Peut-on sacrifier les libertés individuelles au nom de la culture d'entreprise ?

Publié dans Under the law

11 juin 2021

6min

Peut-on sacrifier les libertés individuelles au nom de la culture d'entreprise ?

UNDER THE LAW - Les rouages, parfois nébuleux de la loi et de la jurisprudence, vous font l’effet d’une plongée dans une langue étrangère dont vous ne saisissez que peu de choses ? Soufflez, notre experte du Lab Anne-Lise Puget décode pour vous le droit du travail appliqué au monde de l’entreprise et vous aide à y voir plus clair dans vos questionnements légaux. CQFD.

« Comment assurer un juste équilibre entre culture d’entreprise et libertés individuelles ? », « Quelles restrictions puis-je imposer aux libertés individuelles de mes salarié.e.s au nom de la culture d’entreprise » ? Deux questions que Jason Fried, co-fondateur de Basecamp (société spécialisée dans la création de logiciels de gestion de projet, ndlr), aurait peut-être dû se poser avant ses annonces virtuelles du 26 avril dernier. L’objet de la discorde ? Des changements majeurs relatifs à la culture d’entreprise, parmi lesquels l’interdiction des discussions sociales et politiques sur le compte de Basecamp. Un véritable tollé puisqu’une vingtaine de salariés sur les 57 que comptait la société ont quitté quasi simultanément l’entreprise.

Qu’est-ce que la culture d’entreprise ?

Tout d’abord, il est important de rappeler ce qui fonde la culture d’entreprise. Il s’agit des éléments qui composent son identité, son esprit, son fonctionnement, ses valeurs, ses croyances, son attitude… Pour les salariés, elle est fondamentale, comme l’illustre l’épisode “Basecamp”. En outre, tout revirement de celle-ci déstabilise considérablement les employés.
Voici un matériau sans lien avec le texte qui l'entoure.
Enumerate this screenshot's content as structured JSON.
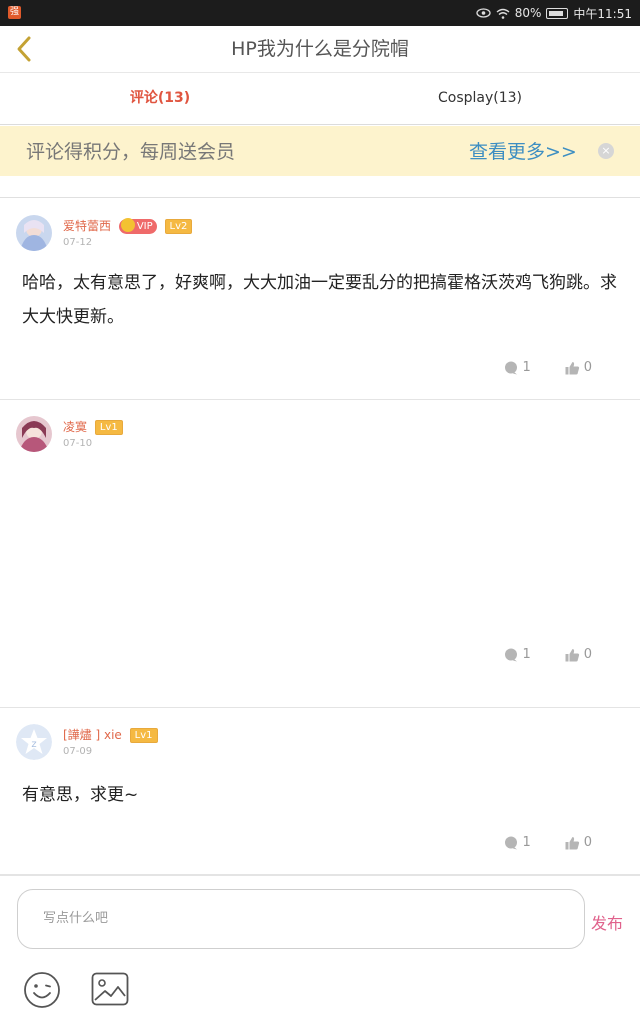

L’occasion de rappeler également que la culture d’entreprise ne saurait justifier toute atteinte aux droits des personnes et aux libertés individuelles. En effet, le Code du travail pose un principe général essentiel à l’article L1121-1, repris par l’article L. 1321-3 en matière de règlement intérieur, selon lequel l’employeur « ne peut apporter aux droits des personnes et aux libertés individuelles et collectives de restrictions qui ne seraient pas justifiées par la nature de la tâche à accomplir ni proportionnées au but recherché ».

Ce que l’employeur ne peut pas imposer

D’après la loi, les limitations imposées par l’employeur ne peuvent donc être ni générales ni absolues, et la culture d’entreprise n’est pas à elle seule un gage de proportionnalité. En clair, on ne peut pas demander tout et n’importe quoi aux salariés, au seul motif que la société veille à protéger sa culture d’entreprise.
Mais concrètement, qu’est-ce qui relève ou non de l’ordre du raisonnable ? Parfois, les choses sont simples, tant les sujétions imposées par l’employeur sont disproportionnées.

Par exemple, l’Administration estime attentatoires aux libertés individuelles des dispositions prévoyant l’interdiction du mariage entre des salarié.e.s, l’obligation de porter un uniforme sans aucune restriction, le recours à l’alcootest ou la fouille en toute circonstance, l’interdiction de porter des badges ou des insignes (Circ. DRT no 5-83, 15 mars 1983, BOMT no 83/16).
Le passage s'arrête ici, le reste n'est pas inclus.